# Market 3.3.12



## kr8os71 (Jun 8, 2011)

saw this on twitter tonight courtesy of @peteralfonso:

Download: Market version 3.3.12 http://www.peteralfo...2.html?spref=tw


----------



## Mustang302LX (Jun 28, 2011)

Hmm seems weird that is the only place with mention of this version. I'll stick with 3.3.11 for now.


----------



## TwinShadow (Oct 17, 2011)

Hm, found something though that could be of interest: https://plus.google.com/101502056223282249599/posts/cFbG2Kxps7Y

Appears to be something related to getting free music every week or something. I just know its related to T-Mobile currently, but I can't find much else right now.


----------



## SlashDW (Jul 24, 2011)

Its legit.

Sent from my Sidekick 4G using Tapatalk Pro App!


----------



## Redflea (Jun 7, 2011)

Mustang302LX said:


> Hmm seems weird that is the only place with mention of this version. I'll stick with 3.3.11 for now.

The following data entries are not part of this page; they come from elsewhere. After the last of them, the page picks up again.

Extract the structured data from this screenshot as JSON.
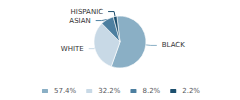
{
  "chart_data": {
    "type": "pie",
    "categories": [
      "BLACK",
      "WHITE",
      "ASIAN",
      "HISPANIC"
    ],
    "values": [
      57.4,
      32.2,
      8.2,
      2.2
    ],
    "value_labels": [
      "57.4%",
      "32.2%",
      "8.2%",
      "2.2%"
    ],
    "colors": [
      "#8aafc5",
      "#c8d9e6",
      "#4d7fa0",
      "#1c4f6e"
    ],
    "legend": "bottom"
  }
}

Peter Alfonso is completely legit...long time Android ROM developer, from early on in OG Droid times...


----------



## s8njr (Aug 15, 2011)

clicked the link.
.http://www.peteralfonso.com/2011/11/download-market-version-3312.html .
when trying to close window, three more popped up. closing those 3....yup, you guessed it. what kind of crap is that? and yes, i have pop-up blocker and whatnot


----------